Extremely simple, it takes a mere 10 minutes to make and can be used in a variety of dishes! Creamy, dreamy, buttery and nutty – this is a staple sauce you need in your repertoire. It can be used in dishes including pasta, casserole, sauces and pies! My favorite uses for this sauce are in Mac and Cheese, Lasagna, and Alfredo sauce.
Like any sauce, bechamel can be prepared to be thick or thin in consistency. Perhaps you’re making fresh fish and would prefer to keep the bechamel on the thinner side as a light topping. Or, maybe you’re making a pasta dish and looking for a luscious sauce that will graciously coat all the pasta.
The key to determining how thick or thin your bechamel ends up is dependent on 2 factors: what ratio of flour to butter you use, and how long you cook your sauce.
I prefer Julia Child’s method of a 2:1 ratio of flour to butter.
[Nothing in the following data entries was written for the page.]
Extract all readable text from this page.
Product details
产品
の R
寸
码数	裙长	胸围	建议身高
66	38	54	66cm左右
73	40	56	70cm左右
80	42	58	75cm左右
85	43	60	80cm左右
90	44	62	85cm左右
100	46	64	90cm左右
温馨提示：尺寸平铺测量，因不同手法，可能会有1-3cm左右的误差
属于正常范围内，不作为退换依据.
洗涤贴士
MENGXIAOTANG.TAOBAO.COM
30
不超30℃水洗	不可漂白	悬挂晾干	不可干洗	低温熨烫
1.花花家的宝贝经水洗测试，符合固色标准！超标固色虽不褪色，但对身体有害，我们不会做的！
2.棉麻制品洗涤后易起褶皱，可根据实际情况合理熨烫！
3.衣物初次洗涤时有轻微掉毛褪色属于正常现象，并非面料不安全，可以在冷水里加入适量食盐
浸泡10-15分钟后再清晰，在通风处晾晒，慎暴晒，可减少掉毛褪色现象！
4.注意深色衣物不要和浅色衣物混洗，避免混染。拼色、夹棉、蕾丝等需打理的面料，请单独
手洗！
For example, for 1 cup of bechamel sauce, I’ll use 2 tablespoons of all-purpose flour to 1 tablespoon of unsalted butter.
This ratio will provide a thicker bechamel than an equal ratio, even if you don’t cook the sauce very long.
Still, cooking time matters. The more you cook your bechamel over the stove, the thicker it will get. Eventually, if you cook it long enough, it will even obtain a melted cheese-like consistency, where it appears as though the sauce can stretch.